De seguro has notado, al caminar por las calles del México viejo, el centro histórico, que, entre tantas cosas, una de las constantes en la arquitectura civil, que es la de las casas habitación, son las ventanas cuyos recuadros (la cosa técnica y su lenguaje es lo que sigue) forman una H. Ese fue el sello característico de la ciudad virreinal de México, así como por Lima fueron los balcones de madera, muy al modo canario. Solo que aquí, este sello, tiene origen propio y no europeo. Otra de las constantes son las hornacinas, los copetes al centro del edificio con su respectivo nicho y el uso del tezontle que le da el colorido característico de lo que podríamos decir "el color novhispano". Para la descripción técnica y el manejo adecuado del lenguaje preciso de la arquitectura nos apoyamos en un gran maestro: don Francisco de la Maza.
“Salvo el transformado Palacio Nacional, nada queda de arquitectura civil del siglo XVII. Toda la ciudad cambió sus casas en el XVIII. El gran acueducto de Santa Fe, iniciado en 1603 y terminado en 1620, fue destruido con saña en el siglo pasado (XIX) ni siquiera se tuvo la precaución, como se hizo con el de Cahpultepec, de conservar una docena de arcos como recuerdo. Y eso que tenía mil arcos, lo cual es impresionante. Venía del pueblo de Santa Fe, pasaba bajo la roca de Chapultepec, continuaba por San Cosme y la Alameda, donde concluía frente a la casa del Mariscal de Castilla, hoy enano rascacielos detrás de Bellas Artes.
Las fuentes para el servicio de agua eran más de cuarenta; pero la única de interés era la de la Plaza Mayor. Las demás eran simples arcos rehundidos en las esquinas de los conventos o de los palacios. De ellas partían las “mercedes de agua cuyas medidas eran la: “paja” como más pequeña; la “naranja” como mediana y el “buey” como la más grande. A pesar de este último e increíble nombre, el grosor del chorro era de unos cuantos centímetros.
Se ha señalado una característica cromática de la ciudad de México: el rojo de sus paños de tezontle y el gris blanco de sus jambas y dinteles. Añadamos otra: la de subir estas jambas hasta la cornisa, prolongándola más allá de los dinteles de modo que resultaba un paño rectangular que servía para poner monogramas religiosos, relieves, fechas y hasta escudos. A principio s del siglo en 1608, decía el cronista fray Hernando Ojeda:
“Casi todos los edificios de esta ciudad son de cal y canto; las casas lindísimas, grandes y espaciosas, de patio, corredores y corrales; ventanas rasgadas con rejas de hierro; curiosas, ricas y bien labradas portadas y cubiertas de azotea o terrado enladrillado o encalado, y así la ciudad es muy grande y ocupa tanto o más sitio que Sevilla o Madrid…

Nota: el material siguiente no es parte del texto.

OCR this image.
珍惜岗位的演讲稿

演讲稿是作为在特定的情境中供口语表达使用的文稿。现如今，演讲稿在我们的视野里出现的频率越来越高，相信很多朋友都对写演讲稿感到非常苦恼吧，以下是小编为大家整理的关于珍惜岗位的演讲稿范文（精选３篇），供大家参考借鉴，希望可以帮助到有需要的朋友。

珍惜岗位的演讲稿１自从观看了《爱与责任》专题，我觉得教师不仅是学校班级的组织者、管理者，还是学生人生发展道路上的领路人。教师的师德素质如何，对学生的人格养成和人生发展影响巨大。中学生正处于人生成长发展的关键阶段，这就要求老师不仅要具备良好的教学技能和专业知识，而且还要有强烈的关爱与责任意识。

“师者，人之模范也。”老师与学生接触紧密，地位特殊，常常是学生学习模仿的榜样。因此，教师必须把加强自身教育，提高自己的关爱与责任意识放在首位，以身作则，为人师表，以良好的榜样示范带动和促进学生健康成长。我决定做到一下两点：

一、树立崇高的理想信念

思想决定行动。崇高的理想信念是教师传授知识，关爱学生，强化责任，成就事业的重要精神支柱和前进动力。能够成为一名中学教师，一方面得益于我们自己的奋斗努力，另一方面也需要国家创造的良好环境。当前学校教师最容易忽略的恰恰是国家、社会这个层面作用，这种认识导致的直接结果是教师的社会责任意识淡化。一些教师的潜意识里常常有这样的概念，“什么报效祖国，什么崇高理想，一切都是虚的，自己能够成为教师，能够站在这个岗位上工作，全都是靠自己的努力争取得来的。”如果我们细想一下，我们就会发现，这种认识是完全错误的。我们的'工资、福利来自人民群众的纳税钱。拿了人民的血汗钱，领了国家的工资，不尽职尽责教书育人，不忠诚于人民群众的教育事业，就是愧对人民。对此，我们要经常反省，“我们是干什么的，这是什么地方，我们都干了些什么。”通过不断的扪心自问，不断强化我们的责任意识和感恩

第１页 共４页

Y a fines del mismo siglo decía el citado historiador Betancourt; “los edificios tienen altos y bajos, con vistosos balcones y ventanas rasgadas de rejas de hierro labradas con primor…” para 1621 tenía la ciudad 7700 casas y en 1650 habían aumentado a 30000, según sospechosos cálculos de un cronista del siglo XVIII.
A pesar de la limpia traza rectilínea de García Bravo, algunos frailes y vecinos se encargaban de “enmendarla” o destruirla. Dice un vecino, en 1615, el ayuntamiento que tenía unas “casas grandes” por Jesús maría pero que enfrente estaban “dos pedazos de casas viejas que quitan la vista” por lo que pide “se pongan en traza y se les dé nivel y derechura”, otro pedía se acabe de arreglar una calle por el convento de San Juan de la Penitencia para que no haya callejones que sirvan de ladroneras contra la policía y buen adorno de una ciudad tan principal y tanto lustre como esta.
En 1619 se hizo el segundo edificio del ayuntamiento, “con balcones y portales”, reedificado en el siglo XVIII y muy redecorado en este siglo.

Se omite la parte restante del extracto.